I washed the hair on my head and nether regions first. The diluted kerosene burned my skin, but I knew it ought to kill any of the crawlies. I didn't rush combing my hair, even though I wanted to climb into the bath. My mother had told me the lice would return if the eggs weren't completely removed. It wasn't easy to de-louse my own hair, even with the mirror, but I was as thorough as possible. I tried not to think about being around lice-infested bedding and children again after I escaped Lichfield. At least I would be itch-free for a few days.

Finally I peeled off my clothes and stepped into the bath. The salt bit into the cuts, but the thought of being clean again was so alluring that I bore down on the pain and plunged in. I gasped as my body burned. It felt like thousands of pins were being stabbed into the cuts. The urge to leap out of the bath was overwhelming, but I resisted. The salt would heal me faster, and I needed to be healed for when I returned to the filthy, germ infested streets.

After a long few minutes, the agony subsided until my cuts merely stung. I embraced it, welcoming the salt into my skin, and closed my eyes. For a long time I simply soaked. My earlier wash in the tower bedroom had taken much of the filth off, but immersing myself in the bath seemed more thorough. I could feel years of dirt leaching out of me. I used the exotic smelling soap on my skin and hair until the odor of salt and kerosene no longer filled my nostrils, and then I washed myself again with it.

Earlier, I'd thought bathing would make me too comfortable at Lichfield Towers, but now I wished I hadn't resisted. Surely one bath and a little food didn't mean I would give up my secrets. There was no reason I couldn't enjoy the comforts until I found a way to escape.

I remained in the bath even when the water cooled. Getting out meant returning to the tower room and being questioned by Fitzroy. While he hadn't hurt me, I didn't trust him not to snap when my refusal to answer stretched his patience too thin. I would need to watch him carefully for signs that his hard exterior was about to crack. Keeping my life and my identity safe had meant learning to read even the subtlest of cues given by those around me. Fitzroy, however, was more difficult. He seemed to have few expressions and held himself with stillness. A machine, Gus had called him. I could well see why.
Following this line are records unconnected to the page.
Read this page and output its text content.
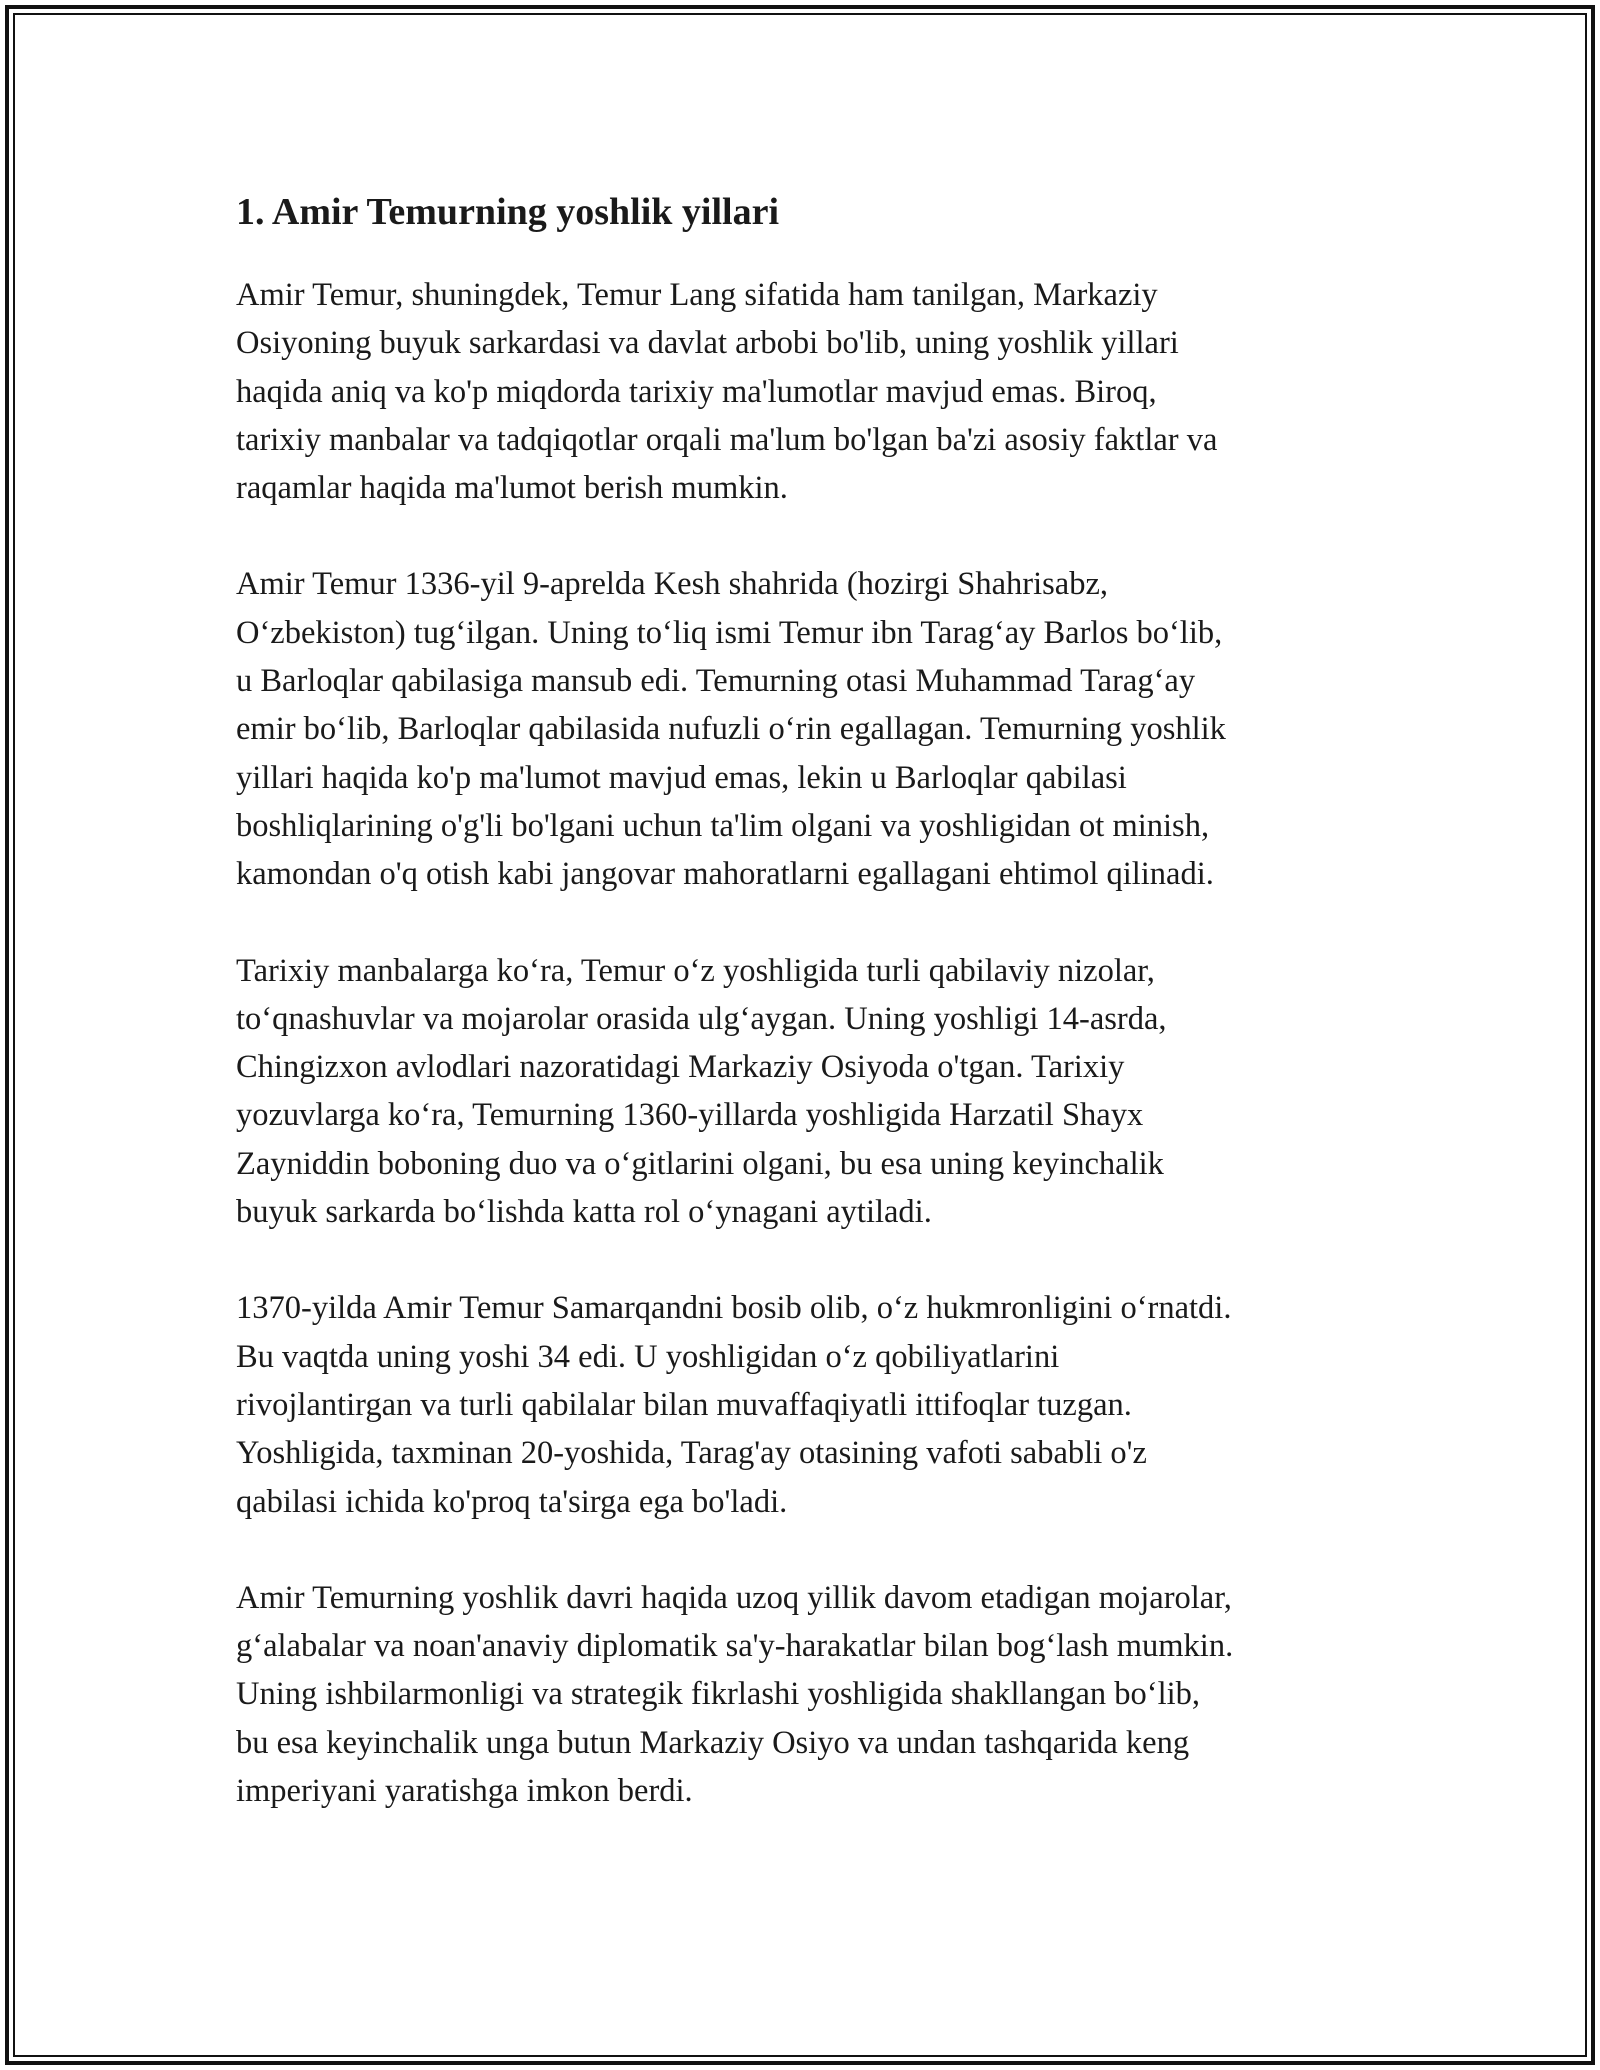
1. Amir Temurning yoshlik yillari

Amir Temur, shuningdek, Temur Lang sifatida ham tanilgan, Markaziy
Osiyoning buyuk sarkardasi va davlat arbobi bo'lib, uning yoshlik yillari
haqida aniq va ko'p miqdorda tarixiy ma'lumotlar mavjud emas. Biroq,
tarixiy manbalar va tadqiqotlar orqali ma'lum bo'lgan ba'zi asosiy faktlar va
raqamlar haqida ma'lumot berish mumkin.

Amir Temur 1336-yil 9-aprelda Kesh shahrida (hozirgi Shahrisabz,
O‘zbekiston) tug‘ilgan. Uning to‘liq ismi Temur ibn Tarag‘ay Barlos bo‘lib,
u Barloqlar qabilasiga mansub edi. Temurning otasi Muhammad Tarag‘ay
emir bo‘lib, Barloqlar qabilasida nufuzli o‘rin egallagan. Temurning yoshlik
yillari haqida ko'p ma'lumot mavjud emas, lekin u Barloqlar qabilasi
boshliqlarining o'g'li bo'lgani uchun ta'lim olgani va yoshligidan ot minish,
kamondan o'q otish kabi jangovar mahoratlarni egallagani ehtimol qilinadi.

Tarixiy manbalarga ko‘ra, Temur o‘z yoshligida turli qabilaviy nizolar,
to‘qnashuvlar va mojarolar orasida ulg‘aygan. Uning yoshligi 14-asrda,
Chingizxon avlodlari nazoratidagi Markaziy Osiyoda o'tgan. Tarixiy
yozuvlarga ko‘ra, Temurning 1360-yillarda yoshligida Harzatil Shayx
Zayniddin boboning duo va o‘gitlarini olgani, bu esa uning keyinchalik
buyuk sarkarda bo‘lishda katta rol o‘ynagani aytiladi.

1370-yilda Amir Temur Samarqandni bosib olib, o‘z hukmronligini o‘rnatdi.
Bu vaqtda uning yoshi 34 edi. U yoshligidan o‘z qobiliyatlarini
rivojlantirgan va turli qabilalar bilan muvaffaqiyatli ittifoqlar tuzgan.
Yoshligida, taxminan 20-yoshida, Tarag'ay otasining vafoti sababli o'z
qabilasi ichida ko'proq ta'sirga ega bo'ladi.

Amir Temurning yoshlik davri haqida uzoq yillik davom etadigan mojarolar,
g‘alabalar va noan'anaviy diplomatik sa'y-harakatlar bilan bog‘lash mumkin.
Uning ishbilarmonligi va strategik fikrlashi yoshligida shakllangan bo‘lib,
bu esa keyinchalik unga butun Markaziy Osiyo va undan tashqarida keng
imperiyani yaratishga imkon berdi.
The banging on the door startled me. "Oi!" Gus called. "You drowned or what?"

"Go away!"

"We can't stand round here all day. It's almost dinner time."

Was it that late already? The water was getting cold anyway so I climbed out and dried myself off. I dabbed some of the salve on the cuts I could reach, then finally dressed in the clean clothes. I left my old ones in a puddle in the corner. They were fit only for burning.

I went to adjust my long fringe over my face in front of the mirror, then paused. My skin was no longer dirty and my hair was already drying into waves. I brushed it back with my fingers and stared at the woman in the reflection. There was no way I could fool anyone now that I was clean. My features were too fine and feminine, the plumpness of the thirteen year-old gone. I had changed so much that I hardly recognized myself.